Prior to any surgery or other procedure requiring anesthesia, all patients are given a thorough pre-anesthetic physical exam the day of anesthesia, and if required, receive on site pre-anesthetic blood tests.

During anesthesia several monitors are used to track our patients' vital signs, such as blood, oxygen, and carbon dioxide monitors, an EKG to monitor the electrical activity of the heart, and blood pressure monitors. Our patients are kept warm during anesthesia with warm-water heating pads under them and warm air blankets over them, which speeds up anesthetic recovery and helps keep our recovering patients comfortable.

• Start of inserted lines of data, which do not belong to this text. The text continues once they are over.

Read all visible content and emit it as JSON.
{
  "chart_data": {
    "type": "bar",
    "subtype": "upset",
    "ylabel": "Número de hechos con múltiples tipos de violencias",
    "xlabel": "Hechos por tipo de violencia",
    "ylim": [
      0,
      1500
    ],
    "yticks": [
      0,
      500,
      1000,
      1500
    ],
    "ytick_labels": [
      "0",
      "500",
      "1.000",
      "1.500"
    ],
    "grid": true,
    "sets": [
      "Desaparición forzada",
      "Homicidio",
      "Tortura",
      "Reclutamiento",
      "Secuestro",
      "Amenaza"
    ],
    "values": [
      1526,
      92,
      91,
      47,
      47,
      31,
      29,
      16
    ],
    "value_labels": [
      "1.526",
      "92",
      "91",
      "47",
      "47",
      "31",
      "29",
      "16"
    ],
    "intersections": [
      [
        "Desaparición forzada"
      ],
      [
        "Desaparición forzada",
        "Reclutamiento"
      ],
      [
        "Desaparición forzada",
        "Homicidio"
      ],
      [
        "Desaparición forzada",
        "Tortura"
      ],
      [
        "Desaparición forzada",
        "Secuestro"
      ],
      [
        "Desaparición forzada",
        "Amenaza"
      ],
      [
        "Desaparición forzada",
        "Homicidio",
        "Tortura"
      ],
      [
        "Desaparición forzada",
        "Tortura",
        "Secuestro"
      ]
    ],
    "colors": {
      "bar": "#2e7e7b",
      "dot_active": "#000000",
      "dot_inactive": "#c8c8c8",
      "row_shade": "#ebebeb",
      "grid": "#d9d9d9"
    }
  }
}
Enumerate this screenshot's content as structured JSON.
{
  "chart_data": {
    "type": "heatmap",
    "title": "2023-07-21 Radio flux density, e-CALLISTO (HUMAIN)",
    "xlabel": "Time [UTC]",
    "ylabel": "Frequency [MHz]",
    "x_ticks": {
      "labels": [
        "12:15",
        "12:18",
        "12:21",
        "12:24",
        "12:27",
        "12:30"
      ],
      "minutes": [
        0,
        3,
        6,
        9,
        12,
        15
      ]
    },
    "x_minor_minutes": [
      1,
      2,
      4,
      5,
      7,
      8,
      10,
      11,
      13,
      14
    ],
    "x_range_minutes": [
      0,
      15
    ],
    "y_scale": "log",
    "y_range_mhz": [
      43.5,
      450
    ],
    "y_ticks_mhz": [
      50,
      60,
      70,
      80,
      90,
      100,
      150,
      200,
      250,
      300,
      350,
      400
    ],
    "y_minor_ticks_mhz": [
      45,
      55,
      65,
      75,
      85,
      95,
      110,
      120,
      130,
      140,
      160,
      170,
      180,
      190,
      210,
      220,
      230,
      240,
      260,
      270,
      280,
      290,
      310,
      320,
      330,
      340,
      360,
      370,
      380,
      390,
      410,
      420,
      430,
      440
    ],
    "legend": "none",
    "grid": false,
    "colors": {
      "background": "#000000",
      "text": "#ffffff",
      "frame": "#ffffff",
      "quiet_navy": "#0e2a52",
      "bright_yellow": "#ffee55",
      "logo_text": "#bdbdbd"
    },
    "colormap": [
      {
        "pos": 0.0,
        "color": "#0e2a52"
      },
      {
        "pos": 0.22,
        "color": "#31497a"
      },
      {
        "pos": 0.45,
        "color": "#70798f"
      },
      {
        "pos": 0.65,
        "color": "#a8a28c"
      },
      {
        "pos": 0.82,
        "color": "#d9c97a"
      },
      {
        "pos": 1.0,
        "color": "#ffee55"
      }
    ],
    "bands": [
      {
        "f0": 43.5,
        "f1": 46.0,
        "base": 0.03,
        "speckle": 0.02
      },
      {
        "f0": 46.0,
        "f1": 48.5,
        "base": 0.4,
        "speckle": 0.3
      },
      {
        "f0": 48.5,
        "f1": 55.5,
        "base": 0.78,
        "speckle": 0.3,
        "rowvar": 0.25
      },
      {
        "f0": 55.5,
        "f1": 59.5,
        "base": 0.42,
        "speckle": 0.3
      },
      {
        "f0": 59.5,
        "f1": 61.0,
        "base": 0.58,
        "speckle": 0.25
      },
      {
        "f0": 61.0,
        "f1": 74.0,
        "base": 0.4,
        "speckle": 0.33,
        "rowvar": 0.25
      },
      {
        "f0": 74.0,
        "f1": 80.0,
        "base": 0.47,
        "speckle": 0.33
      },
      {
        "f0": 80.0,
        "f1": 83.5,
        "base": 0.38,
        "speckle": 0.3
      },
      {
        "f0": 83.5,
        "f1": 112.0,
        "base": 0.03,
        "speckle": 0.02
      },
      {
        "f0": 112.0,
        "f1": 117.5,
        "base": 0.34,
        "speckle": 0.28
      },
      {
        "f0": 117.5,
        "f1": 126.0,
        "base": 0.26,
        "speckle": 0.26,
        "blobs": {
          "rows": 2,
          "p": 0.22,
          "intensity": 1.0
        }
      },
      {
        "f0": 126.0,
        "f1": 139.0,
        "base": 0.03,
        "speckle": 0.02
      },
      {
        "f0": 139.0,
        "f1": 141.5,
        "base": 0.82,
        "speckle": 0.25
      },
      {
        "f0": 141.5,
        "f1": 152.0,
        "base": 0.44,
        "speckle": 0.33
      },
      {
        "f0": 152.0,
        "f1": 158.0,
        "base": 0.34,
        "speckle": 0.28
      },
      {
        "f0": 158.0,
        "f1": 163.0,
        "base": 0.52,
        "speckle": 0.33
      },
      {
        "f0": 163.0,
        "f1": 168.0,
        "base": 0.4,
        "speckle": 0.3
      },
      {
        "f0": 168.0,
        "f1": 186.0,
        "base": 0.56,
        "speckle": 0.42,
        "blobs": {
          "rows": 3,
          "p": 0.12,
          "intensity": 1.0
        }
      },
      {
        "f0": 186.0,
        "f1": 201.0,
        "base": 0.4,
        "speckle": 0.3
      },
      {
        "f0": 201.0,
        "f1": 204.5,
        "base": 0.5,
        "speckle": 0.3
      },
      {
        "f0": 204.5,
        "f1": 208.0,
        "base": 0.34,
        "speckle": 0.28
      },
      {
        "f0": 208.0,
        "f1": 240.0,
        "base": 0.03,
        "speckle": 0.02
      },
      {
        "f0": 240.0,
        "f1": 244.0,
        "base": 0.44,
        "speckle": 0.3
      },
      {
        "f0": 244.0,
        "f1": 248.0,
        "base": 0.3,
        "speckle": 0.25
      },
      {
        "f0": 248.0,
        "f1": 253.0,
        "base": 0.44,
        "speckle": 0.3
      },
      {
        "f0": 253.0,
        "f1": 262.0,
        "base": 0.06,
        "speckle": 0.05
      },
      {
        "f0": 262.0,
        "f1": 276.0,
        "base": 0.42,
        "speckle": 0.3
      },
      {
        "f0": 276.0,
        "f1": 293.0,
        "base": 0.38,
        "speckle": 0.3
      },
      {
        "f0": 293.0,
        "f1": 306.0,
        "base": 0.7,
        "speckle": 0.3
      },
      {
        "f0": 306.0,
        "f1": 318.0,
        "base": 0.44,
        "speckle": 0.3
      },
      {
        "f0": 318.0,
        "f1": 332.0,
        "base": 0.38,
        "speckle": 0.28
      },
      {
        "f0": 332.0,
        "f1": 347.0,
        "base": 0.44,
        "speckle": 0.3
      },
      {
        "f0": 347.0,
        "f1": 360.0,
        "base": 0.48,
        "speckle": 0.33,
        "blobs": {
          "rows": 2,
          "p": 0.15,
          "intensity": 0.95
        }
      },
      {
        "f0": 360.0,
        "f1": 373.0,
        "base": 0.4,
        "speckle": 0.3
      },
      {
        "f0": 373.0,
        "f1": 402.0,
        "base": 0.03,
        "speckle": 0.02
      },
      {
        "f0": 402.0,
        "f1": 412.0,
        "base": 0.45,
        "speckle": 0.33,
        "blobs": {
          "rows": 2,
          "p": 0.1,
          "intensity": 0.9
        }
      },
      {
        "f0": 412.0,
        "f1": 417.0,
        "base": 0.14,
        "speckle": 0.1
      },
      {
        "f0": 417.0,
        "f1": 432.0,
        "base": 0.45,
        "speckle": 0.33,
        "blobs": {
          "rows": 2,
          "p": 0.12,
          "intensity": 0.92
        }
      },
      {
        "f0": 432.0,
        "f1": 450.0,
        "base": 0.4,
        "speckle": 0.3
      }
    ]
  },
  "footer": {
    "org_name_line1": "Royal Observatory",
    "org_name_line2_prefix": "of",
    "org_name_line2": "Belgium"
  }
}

After every surgical procedure, a recovery nurse is assigned to monitor your cat and assist them as they wake up from anesthesia. Our technicians will make sure that your catt feels comfortable, secure and safe as they transition through their recovery period.

Anesthesia and Your Pet

Pain Management

Whether your cat has been injured, is recovering from surgery, or is in pain from other medical conditions or just “old age”, properly assuring their comfort while resolving their underlying problem is at the core of our mission. At Feline Medical Center we pride ourselves on utilizing all the most recent information available on pain control to relieve your cat of pain to the greatest extent possible.

New pain management medications that work in the brain and spinal cord without causing drowsiness, as well as new anti-inflammatory medications, and local anesthetic techniques are all methods that we use individually as well as in combination to be sure your cat is as comfortable as possible.

Many medications can be added to a pateint's IV fluids to maintain a continual flow of pain medications. Even transdermal skin patches that slowly and continually release pain medication for 3 to 5 days are used, which allows many cats to recover at home without the need for IV pain medications in the hospital.